Nicaragua Village Development Project
Our Nicaragua microcredit program is targeted towards
Santa Rosa, a village of 70 large families nearly destroyed
by Hurricane Mitch in December 1998.
The village itself was set up in 1984 as a resettlement area during the"Contra War" which Nicaragua fought against US backed guerillas. Having
been mostly residents of the border area near Honduras, they were
Internally Displaced People (IDPs) and were given just the bare bones
needed to survive-a few hundred acres of land well inland from a
secondary road, some rudimentary building materials, the most minimal
access to water sources, a little food and no monetary support from a
government under siege. Subsistence agriculture was Santa Rosa's only
means of survival from 1984-1999.
As Operation USA was a major responder to Hurricane Mitch throughout its
impact area (Nicaragua, Honduras, El Salvador), we came upon Santa Rosa
in the course of working throughout Nicaragua, a country where 20% of
its population (over 900,000 people) was affected by Hurricane Mitch.
Such widespread devastation required a huge effort by both governmental
donors and NGOs in order to restore lives and livelihoods to an
environment physically transformed by the storm and resulting floods and
which was later affected by a two-year drought.
Our approach in Santa Rosa was to first guarantee the very survival of
Santa Rosa's residents by providing them with food, seeds, access to
water and medical assistance. In the years which followed, Operation
USA built a village health clinic, a common kitchen, a pre-school, an
irrigation system, a micro-hydropower electrical system, a connection to
the national power grid, a library, a computer training center, a
recreational park and several outbuildings used by the villagers in
common to house a series of microcredit projects.

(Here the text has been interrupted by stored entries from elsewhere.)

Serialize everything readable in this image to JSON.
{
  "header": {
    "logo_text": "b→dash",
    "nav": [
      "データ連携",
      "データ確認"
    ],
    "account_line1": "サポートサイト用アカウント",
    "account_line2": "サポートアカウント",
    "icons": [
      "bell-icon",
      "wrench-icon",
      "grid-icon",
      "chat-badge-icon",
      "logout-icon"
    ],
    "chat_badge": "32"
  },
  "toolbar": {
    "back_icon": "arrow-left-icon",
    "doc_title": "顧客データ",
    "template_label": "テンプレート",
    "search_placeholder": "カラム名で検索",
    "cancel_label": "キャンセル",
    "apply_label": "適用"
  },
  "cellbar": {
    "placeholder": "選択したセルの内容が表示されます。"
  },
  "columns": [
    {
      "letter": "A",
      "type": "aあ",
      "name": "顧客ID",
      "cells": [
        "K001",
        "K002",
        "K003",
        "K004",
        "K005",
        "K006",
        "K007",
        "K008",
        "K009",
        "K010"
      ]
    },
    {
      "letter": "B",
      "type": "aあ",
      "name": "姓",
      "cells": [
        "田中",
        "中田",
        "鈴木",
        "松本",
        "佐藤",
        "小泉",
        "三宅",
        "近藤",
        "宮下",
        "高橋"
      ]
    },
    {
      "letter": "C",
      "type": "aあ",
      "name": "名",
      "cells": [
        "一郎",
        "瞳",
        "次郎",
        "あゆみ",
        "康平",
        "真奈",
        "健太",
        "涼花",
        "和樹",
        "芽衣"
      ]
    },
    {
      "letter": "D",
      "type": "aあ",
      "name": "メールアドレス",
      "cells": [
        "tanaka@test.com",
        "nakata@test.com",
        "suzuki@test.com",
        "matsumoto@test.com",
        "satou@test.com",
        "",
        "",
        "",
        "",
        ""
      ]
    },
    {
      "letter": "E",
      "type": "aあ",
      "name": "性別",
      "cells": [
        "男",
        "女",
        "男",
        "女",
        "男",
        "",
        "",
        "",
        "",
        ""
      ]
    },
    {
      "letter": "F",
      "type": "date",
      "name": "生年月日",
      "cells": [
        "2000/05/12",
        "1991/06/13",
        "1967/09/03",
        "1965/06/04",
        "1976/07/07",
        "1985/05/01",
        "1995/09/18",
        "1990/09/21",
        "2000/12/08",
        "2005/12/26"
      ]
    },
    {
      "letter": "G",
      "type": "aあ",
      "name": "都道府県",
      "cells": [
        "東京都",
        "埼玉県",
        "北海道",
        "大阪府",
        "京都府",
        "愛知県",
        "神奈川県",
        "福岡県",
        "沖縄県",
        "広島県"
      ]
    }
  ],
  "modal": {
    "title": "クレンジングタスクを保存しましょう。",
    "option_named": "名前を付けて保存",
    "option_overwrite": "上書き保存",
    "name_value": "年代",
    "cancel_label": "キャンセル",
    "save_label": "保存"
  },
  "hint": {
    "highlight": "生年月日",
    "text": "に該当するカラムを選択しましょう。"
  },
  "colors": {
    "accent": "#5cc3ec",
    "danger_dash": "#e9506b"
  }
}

In addition, Operation USA underwrote the tuition and fees for the
village's high school-age students to attend high school in the
municipality of San Fernando-which after 3 years of full support was
reduced to 50% support and replaced by the villagers' common
agricultural plot, whose annual income from watermelon and yucca
production now subsidizes these educational expenses. Post high school
education in the provincial capitol of Ocotal was also subsidized by
Operation USA.
The development of a sustainable village economy was always a focus of
Operation USA's programs. Village agriculture in Santa Rosa had earlier
consisted of beans and rice, the dietary staple, but was later expanded
to include a wide range of commercial fruits and vegetables along with
animal husbandry. Hurricane Mitch funds were used to expand the animal
husbandry program, including the purchase of essential start-up flocks of rabbits,
sheep, pigs, chickens plus their housing, feed and veterinary services. Villagers
were trained in animal husbandry, nutritional food preparation and maintenance
of water resources. Bio-gas projects supplying the common village kitchen with
gas operated stoves were set up in tandem with pig production projects.
Other economic development projects of note included a mural project in
which Nicaragua's leading muralist, Julie Aguirre, spent two months
painting a mural on the side of the village clinic and training three
new artists to assist her. Two of those young artists now sell their
paintings in Managua through an art gallery and are among the highest
income earners in the village.
Operation USA has also helped the village set up its own NGO, Santa Rosa
Unida, to better administer rural credit programs, govern the village
and plan for the day when Santa Rosa attains total self-sufficiency and
can share its skills with neighboring villages in need of support.
The Santa Rosa project helped us better understand total village
development which we are now using in Sri Lanka in a similarly-sized
village to help its recovery from the 2004 Asian Tsunami.